正在猶豫之間,火車已經進站了,白色的列車從我身邊呼嘯而過,然後漸漸減速,逐漸的,我已經能透過車窗,看見車廂裡的乘客了。
我看見了林嶼森。
我也不知道我為什麼一眼就能確定是他,其實只是一個一閃而過的側影而已。
但是我已經不由自主地跟著那節車廂跑了起來。
列車的車速已經非常緩慢,所以那個身影始終在我視線裡。我看見他站了起來,從頭頂的行李架上拿下了個黑色的行李箱,然後一個穿著藍色大衣的女子貌似跟他說了什麼,他點點頭,又從行李架上拿下來一個紅色的箱子。
列車徹底停了。
車廂門開啟,乘客們陸續地出來,當那熟悉的高大的身影從車廂裡走出,我下意識地往柱子後面躲了一躲==
等我意識到出站口的方向並不在我這邊的時候,林嶼森已經走得有點遠了,我連忙又追了上去,悄悄地跟在了他後面……
話說,我到底在折騰什麼==
很快我就發現跟著他的不止我一個,那個藍衣服的女子也追上了他,隱隱約約我聽到她在向林嶼森道謝。
「剛剛謝謝你幫我拿箱子,不然那麼重,我可拿不動。」
林嶼森微微頷首,沒有說話。
我遠遠地聽著,不知道為什麼心裡忽然有點驕傲——他是因為我而來的呢,不然他根本不會在這裡停留,也不會幫你拿行李啦。
但是緊接著又為這種莫名其妙的驕傲羞愧起來。
藍衣服女子好像還想說點什麼,但是林嶼森疏離的態度卻讓她止步了,有些尷尬地走向了另一邊。

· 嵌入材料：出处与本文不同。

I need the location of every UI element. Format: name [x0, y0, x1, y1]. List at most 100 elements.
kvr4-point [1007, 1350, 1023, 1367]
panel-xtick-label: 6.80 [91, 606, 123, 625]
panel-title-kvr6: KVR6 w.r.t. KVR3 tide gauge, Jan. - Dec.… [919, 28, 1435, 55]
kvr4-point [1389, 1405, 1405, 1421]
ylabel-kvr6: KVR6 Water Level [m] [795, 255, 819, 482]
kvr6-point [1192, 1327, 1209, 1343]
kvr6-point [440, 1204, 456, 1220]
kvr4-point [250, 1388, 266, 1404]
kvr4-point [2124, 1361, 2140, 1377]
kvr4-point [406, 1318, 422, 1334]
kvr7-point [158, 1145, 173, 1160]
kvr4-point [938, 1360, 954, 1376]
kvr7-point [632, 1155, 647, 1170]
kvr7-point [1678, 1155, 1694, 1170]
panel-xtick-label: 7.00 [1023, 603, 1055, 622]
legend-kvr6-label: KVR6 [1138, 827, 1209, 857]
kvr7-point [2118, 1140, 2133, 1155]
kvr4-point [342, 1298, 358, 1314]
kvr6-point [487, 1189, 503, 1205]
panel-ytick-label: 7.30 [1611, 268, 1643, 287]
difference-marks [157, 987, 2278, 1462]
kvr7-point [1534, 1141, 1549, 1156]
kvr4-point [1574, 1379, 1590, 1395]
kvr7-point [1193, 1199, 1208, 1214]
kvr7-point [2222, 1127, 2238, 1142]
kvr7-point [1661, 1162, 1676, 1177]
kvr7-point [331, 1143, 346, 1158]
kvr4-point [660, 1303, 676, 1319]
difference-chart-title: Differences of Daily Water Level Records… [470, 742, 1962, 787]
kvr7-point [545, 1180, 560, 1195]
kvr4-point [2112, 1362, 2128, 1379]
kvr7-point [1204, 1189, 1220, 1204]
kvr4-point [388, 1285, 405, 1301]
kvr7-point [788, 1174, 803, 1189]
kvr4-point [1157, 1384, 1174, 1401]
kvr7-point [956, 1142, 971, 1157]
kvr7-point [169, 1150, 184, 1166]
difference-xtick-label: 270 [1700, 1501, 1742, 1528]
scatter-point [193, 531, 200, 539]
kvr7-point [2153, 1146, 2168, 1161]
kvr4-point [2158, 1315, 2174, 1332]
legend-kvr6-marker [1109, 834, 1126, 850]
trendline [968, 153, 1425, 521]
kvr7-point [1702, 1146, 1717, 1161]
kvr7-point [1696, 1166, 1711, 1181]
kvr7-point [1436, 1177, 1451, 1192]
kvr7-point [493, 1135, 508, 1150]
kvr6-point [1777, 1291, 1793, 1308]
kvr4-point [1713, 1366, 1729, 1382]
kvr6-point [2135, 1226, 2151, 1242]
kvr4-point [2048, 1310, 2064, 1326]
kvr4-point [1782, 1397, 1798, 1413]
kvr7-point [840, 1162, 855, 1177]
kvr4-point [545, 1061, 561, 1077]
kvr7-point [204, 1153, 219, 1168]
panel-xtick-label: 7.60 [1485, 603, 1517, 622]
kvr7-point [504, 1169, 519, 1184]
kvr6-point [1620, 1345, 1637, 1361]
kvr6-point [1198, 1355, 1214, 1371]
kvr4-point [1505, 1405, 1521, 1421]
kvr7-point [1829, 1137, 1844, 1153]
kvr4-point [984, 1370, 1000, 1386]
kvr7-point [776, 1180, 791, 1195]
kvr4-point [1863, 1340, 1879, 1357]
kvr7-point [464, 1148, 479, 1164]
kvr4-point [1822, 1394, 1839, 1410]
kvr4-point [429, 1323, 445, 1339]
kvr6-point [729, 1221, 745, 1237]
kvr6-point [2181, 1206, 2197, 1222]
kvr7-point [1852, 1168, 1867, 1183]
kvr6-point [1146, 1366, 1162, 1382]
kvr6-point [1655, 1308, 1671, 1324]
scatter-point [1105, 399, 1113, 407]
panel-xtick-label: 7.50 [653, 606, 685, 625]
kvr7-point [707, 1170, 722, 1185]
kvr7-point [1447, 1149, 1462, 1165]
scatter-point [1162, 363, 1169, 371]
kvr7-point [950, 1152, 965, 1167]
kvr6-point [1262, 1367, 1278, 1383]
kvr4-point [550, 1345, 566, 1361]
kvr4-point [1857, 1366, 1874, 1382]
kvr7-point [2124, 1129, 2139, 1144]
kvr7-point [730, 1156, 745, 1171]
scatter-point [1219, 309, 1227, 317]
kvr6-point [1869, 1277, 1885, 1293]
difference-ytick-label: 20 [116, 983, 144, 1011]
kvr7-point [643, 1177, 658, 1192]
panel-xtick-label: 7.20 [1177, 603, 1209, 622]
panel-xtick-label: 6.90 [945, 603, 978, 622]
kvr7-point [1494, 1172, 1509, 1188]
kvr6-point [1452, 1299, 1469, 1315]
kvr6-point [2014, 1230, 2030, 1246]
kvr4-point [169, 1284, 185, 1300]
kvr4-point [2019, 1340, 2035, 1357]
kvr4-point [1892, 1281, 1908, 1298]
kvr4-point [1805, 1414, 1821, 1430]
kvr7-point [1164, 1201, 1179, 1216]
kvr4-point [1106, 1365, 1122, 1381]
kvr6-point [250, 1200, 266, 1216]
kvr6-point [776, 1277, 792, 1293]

我跟在他身後,看著他不言不語打發了那個熱情的女子,不由就覺得很快樂,腳步也突然輕快起來。
我突然發現在後面偷偷跟著他,肆意地打量著他挺拔的背影也是一件很有樂趣的事,於是打定主意不喊他了,先跟著再說。然而才做好這個決定,前面的人卻忽然停住了。
他驟然地轉過身來,目光直落在我身上。
好一陣,他才大步向我走來,好像是要確認般的,牢牢地盯著我的臉,「聶曦光?」
……
他到底是怎麼發現我的……
我仰起頭看他:「是啊。」
「你怎麼會在這裡?」
我故意四處張望,就是不看他,「哎,你不知道出站口多冷,我穿著大衣都凍死了,所以乾脆就買了票在候車廳啊,有暖氣的,然後既然檢票了,我就跟著下來啊,不然少剪一張票,火車沒法出發怎麼辦?」
我以為他會吐槽又不是飛機,火車不等人什麼的,沒想到他居然擺出一副很認同的表情:「說的也是,聶小姐的票這麼重要,不剪火車怎麼敢走。」
「……喂!」
他微微笑了:「我不是跟你說八點嗎?」
我「哼哼」了兩聲,他還敢主動提。
「你是跟我說八點,可是我查了火車時刻表,從那邊過來的火車,一列是早上六點到,一列是十點,根本沒有八點的。你幹嘛騙我?」
其實問他這個問題前,我已經腦補好了答案,比如說……怕讓你起床太早辛苦之類的……
誰知道他卻嘆氣說:「我怕你說,‘林嶼森算了,太早了我爬不起來,你還是自己回蘇州吧。’」
我忍不住好氣又好笑:「我才不會這樣!」
「嗯,現在我知道了。」他認真地看著我說。
我本來以為再見到他會很不自在,可是剛剛卻完全沒有,還像以前那麼輕鬆隨意。然而此刻在他這樣的目光下,我卻又一下子手腳都不知道怎麼放才好了。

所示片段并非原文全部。